No, I think the Israelis in South Tel Aviv have more than just a “subjective” reason to be afraid of refugees. On one hand, I have no doubt they exaggerate the danger greatly; I’ve heard loads of generalities from a couple of dozen residents, but no personal experiences of being assaulted by refugees, nor even second-hand accounts. (Again, though, I’ve only talked to a couple dozen people about this.)

On the other hand, I don’t think the people in South Tel Aviv, Eilat, Arad, Ashdod and Ashkelon have made the whole thing up out of nothing but color prejudice; I don’t think the police’s latest statistics are completely made up, either; and if African refugees in Israel have a relatively high rate of violent crime, including sexual violence, I would find it the most natural thing in the world, given where they come from, what they’ve lived through and the way they’re living now.

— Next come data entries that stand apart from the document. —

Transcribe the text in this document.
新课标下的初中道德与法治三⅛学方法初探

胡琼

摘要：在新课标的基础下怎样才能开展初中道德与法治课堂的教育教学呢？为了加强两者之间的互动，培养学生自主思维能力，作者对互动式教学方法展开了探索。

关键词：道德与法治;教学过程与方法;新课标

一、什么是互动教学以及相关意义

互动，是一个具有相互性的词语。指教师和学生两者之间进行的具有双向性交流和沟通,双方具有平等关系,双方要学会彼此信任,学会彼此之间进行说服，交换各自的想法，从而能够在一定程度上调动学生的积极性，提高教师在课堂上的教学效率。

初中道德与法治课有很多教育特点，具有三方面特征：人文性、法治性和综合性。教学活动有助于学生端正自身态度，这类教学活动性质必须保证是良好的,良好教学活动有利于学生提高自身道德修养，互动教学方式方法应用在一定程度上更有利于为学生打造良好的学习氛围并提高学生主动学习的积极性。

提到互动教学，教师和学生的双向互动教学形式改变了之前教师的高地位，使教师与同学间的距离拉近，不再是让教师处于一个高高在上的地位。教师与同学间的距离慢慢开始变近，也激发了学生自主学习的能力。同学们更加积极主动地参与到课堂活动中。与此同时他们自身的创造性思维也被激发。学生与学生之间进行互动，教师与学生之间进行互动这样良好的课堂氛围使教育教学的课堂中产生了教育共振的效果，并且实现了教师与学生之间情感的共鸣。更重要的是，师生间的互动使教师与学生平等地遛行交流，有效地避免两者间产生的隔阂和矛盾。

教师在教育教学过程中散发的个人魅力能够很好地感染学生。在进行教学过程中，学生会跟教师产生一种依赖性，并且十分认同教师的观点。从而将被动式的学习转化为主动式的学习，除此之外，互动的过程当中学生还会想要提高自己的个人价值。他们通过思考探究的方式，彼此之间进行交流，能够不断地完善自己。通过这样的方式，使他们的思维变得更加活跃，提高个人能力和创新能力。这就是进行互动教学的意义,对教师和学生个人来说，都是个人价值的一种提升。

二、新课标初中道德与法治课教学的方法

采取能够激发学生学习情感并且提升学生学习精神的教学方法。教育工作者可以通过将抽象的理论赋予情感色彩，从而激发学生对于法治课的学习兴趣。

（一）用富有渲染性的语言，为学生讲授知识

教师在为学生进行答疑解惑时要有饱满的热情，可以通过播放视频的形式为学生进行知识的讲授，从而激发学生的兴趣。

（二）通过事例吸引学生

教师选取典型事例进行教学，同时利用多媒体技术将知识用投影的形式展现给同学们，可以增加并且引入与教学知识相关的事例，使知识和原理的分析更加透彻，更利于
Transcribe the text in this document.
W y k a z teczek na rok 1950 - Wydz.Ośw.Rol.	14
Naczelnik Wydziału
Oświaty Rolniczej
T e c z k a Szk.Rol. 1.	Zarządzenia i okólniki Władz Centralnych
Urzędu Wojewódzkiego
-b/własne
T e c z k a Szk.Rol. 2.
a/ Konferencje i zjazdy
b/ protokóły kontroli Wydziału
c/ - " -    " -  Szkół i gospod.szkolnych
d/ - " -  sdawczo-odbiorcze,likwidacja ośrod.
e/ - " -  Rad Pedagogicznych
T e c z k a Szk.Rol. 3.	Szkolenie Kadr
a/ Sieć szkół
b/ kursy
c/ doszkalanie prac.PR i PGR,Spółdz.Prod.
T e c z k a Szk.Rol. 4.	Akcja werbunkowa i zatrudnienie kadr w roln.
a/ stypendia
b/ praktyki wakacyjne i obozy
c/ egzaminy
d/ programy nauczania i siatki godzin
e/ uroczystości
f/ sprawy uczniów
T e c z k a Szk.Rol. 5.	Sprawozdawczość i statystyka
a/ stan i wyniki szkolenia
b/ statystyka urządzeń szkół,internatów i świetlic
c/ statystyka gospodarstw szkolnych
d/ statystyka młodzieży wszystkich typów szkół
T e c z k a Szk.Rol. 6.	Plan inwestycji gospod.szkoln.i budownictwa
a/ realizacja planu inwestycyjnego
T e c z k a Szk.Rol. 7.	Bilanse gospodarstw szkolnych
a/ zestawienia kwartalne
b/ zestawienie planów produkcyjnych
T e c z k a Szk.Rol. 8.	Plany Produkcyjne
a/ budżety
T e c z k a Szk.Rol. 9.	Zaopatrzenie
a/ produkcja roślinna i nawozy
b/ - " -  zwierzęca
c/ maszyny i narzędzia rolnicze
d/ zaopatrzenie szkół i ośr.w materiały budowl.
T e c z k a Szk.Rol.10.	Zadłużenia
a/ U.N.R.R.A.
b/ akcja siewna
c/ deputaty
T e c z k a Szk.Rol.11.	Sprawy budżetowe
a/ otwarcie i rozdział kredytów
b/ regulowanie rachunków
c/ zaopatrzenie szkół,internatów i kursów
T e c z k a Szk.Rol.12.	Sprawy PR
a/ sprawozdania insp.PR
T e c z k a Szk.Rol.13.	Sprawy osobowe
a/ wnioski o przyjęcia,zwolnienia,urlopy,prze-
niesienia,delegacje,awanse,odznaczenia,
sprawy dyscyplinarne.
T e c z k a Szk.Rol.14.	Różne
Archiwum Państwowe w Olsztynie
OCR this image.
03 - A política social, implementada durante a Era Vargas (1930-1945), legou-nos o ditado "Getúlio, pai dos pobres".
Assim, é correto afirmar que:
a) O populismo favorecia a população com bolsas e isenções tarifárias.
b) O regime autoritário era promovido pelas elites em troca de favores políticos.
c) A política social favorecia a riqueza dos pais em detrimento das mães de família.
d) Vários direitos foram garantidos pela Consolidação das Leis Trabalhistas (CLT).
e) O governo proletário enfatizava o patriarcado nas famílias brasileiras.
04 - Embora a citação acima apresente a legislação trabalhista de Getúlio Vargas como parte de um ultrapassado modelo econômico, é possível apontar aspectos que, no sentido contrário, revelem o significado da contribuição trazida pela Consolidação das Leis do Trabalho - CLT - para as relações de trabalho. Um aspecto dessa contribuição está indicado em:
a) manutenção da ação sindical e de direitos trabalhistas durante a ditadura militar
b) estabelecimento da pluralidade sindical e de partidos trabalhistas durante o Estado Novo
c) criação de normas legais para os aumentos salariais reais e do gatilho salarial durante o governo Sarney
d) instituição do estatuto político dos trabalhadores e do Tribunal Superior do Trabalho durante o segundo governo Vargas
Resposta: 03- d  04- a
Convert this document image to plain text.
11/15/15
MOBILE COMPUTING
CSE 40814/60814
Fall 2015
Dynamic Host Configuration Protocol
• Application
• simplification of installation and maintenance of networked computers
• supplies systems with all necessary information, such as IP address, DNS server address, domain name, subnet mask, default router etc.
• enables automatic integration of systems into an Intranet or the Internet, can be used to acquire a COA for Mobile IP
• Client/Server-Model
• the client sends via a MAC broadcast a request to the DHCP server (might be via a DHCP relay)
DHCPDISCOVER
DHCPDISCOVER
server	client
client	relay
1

If there were only thousands of them here, they could be treated strictly as humanitarian cases and “adopted” by kibbutzim and moshavim like many were in the beginning; they could work and go to school and be assimilated and get married and have families and become Israelis. But with at least 60,000 here and 2,000 to 3,000 more arriving monthly, all of them crowding into a few neighborhoods of poor, conservative, frightened Jews, they are a threat to the fabric of this society. Given their numbers, there’s a limit to how much compassion Israel can show them. At this point, we have to worry about our own first.